川田: 今回は3DSの特徴という意味ではグラフィックと立体視というところがメインとなりましたが、『REVELATIONS』ではすれ違い通信などにも挑戦してみたいと思っています。
———MT Framework Mobileについてもう少し教えてください
川田: 基本的にはいわゆる家庭用の開発環境を携帯機上でも構築できるエンジンになります。例えばモデラーの人たちが、今までのやり方のまま3DSでも作れるので非常に無駄のない形になるかなと思います。家庭用に近いグラフィックも実現できる夢のようなエンジンですね。
———外見だけでなく作り方も家庭用に近付いているということですね
川田: シェーダー周りは3DSに元々あるものを使っているのですが、データとかは非常に効率の良い作り方ができたのではないかなと。

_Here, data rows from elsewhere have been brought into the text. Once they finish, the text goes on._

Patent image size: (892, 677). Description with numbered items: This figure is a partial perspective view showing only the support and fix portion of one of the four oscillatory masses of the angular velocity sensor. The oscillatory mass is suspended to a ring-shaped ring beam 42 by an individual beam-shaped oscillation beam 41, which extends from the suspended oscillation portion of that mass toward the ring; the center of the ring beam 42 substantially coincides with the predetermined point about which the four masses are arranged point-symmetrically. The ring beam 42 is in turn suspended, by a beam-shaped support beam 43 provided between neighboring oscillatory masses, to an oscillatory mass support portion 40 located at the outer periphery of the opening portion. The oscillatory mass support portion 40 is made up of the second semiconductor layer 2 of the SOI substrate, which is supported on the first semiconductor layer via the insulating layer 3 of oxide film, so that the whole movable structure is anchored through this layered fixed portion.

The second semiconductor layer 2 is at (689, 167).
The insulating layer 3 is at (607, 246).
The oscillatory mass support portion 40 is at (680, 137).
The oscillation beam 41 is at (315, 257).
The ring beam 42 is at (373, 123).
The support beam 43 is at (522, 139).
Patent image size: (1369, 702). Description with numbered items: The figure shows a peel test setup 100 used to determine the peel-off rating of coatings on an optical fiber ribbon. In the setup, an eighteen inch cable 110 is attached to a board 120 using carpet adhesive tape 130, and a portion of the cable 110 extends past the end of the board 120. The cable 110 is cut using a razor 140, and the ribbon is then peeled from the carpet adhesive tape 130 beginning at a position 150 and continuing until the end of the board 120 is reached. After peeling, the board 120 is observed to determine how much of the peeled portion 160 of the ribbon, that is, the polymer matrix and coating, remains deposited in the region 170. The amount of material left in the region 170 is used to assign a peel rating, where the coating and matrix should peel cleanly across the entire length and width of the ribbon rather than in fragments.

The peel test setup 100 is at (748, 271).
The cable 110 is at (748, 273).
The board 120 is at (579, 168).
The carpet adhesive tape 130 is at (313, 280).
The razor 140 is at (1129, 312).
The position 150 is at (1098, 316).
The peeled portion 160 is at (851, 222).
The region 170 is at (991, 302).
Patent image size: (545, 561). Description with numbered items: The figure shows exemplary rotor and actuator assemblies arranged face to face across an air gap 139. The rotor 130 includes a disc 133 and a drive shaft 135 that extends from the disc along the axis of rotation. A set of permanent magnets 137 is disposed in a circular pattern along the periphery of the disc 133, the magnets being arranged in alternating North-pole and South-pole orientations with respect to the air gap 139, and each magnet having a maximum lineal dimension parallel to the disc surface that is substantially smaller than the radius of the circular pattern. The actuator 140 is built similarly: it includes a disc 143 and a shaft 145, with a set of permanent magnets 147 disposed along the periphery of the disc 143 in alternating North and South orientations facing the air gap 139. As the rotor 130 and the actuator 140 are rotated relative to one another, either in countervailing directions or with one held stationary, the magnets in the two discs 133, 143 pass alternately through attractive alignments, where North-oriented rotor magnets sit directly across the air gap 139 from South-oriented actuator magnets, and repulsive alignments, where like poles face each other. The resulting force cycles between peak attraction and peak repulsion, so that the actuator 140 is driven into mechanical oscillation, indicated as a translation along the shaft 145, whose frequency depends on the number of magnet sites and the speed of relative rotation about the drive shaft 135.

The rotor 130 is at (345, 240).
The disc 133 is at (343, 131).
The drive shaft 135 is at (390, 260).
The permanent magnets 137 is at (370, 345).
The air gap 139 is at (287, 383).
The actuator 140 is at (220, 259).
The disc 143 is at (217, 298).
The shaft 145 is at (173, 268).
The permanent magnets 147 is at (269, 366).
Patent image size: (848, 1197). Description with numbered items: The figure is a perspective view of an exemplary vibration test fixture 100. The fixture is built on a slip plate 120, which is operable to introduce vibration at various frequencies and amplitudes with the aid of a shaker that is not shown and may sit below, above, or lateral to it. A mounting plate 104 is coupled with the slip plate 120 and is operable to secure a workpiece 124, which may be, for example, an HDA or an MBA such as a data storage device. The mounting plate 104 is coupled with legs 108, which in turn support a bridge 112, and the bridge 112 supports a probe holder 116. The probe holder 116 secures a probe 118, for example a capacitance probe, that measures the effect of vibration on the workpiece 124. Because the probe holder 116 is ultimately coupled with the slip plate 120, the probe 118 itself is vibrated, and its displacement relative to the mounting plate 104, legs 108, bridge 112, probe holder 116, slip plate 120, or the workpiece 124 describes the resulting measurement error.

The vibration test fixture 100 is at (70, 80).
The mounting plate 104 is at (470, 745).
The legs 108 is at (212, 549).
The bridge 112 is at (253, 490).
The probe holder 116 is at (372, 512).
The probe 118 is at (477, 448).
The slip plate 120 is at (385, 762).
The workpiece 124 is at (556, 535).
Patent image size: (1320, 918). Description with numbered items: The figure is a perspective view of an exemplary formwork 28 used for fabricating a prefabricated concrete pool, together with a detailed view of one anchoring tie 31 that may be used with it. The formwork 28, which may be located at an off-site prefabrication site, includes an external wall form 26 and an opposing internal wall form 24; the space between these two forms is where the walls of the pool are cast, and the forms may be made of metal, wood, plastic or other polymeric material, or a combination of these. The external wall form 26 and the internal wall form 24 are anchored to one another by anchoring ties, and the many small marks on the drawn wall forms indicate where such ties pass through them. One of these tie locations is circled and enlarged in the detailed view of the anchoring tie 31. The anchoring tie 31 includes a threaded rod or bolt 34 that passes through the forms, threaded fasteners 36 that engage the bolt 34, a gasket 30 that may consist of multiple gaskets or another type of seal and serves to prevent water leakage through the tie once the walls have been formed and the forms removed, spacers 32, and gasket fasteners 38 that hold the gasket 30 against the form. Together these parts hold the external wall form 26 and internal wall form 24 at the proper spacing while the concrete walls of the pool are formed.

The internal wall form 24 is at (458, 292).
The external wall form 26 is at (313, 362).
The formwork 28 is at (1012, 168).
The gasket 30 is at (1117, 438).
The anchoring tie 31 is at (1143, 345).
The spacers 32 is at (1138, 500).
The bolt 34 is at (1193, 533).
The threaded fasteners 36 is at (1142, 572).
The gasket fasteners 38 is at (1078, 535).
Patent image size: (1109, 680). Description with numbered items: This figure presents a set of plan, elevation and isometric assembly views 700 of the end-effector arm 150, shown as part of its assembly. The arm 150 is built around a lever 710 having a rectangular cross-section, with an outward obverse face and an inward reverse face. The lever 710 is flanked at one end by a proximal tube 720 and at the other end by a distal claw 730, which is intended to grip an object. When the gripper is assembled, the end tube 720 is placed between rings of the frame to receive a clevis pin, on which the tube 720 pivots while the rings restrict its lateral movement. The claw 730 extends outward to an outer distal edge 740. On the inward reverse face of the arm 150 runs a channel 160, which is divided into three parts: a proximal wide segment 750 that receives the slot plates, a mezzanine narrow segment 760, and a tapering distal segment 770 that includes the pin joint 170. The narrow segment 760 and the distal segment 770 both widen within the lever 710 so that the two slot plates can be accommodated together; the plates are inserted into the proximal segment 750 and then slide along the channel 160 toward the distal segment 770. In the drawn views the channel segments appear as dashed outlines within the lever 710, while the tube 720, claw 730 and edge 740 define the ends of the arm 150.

井上: その分、作るのは大変になるのですが、みなさんが興味を持つようなグラフィックやゲームシステムなりが作れると思います。あとは、作ろうと思えばどこまでも作り込めてしまう環境や性能になっていますので、どこで取捨選択するのか、というのがより大事になってくると思います。
———ちなみに開発はいつ頃から始まっているのでしょうか?
川田: 去年の夏過ぎ頃からですね。約1年ですね。人数もそれなりに。今までの携帯機よりは人数はかかっているのかなあ。ただしMARCENARIESというゲームシステムありきのゲームなので、右往左往することなく計画通りに、比較的優等生なプロジェクトになったかなと思います。その分、『REVERATIONS』の方はちょっと苦労しているかも…。
井上: 何でもできてしまうハードなので、力の見せ所という印象をずっと受けながら作ってました。アクションでバンバンやろうと振った『THE MERCENARIES 3D』と、ホラーなバイオをやっている『REVELATIONS』は全く異なる雰囲気と手触りのゲームになっているので、それぞれの良さを楽しんで欲しいですね。
———『REVERATIONS』は体験版も収録されていますね
川田: 今回パイロットバージョンということで体験版を収録していますので、是非遊んでみて何かご要望等あればまだ今ならゲーム制作に反映できる可能性があるので、お手数ですがパッケージに収録されているアンケートハガキを返信ください。
———では最後に発売を迎えて、読者の方に一言ずつお願いします
川田: 単なる『MARCENARIES』ではなく、新しい魅力を沢山詰め込んだゲームになりました。決して損はさせませんので、是非お買い求めください。
井上: バンバン銃を撃つようなアクションを遊びたい方は何の迷いもなく手に取っていただいて大丈夫です。10分間の濃密な体験を保証します。ちょっと難しければインターネットで助けを呼んで一緒に遊ぶとまた違う楽しさがあります。僕もプレイしていますのでぜひ一緒に遊びましょう。このあと近場のゲームショップに視察に行きますんで、買ってるところを見せてください!(笑)。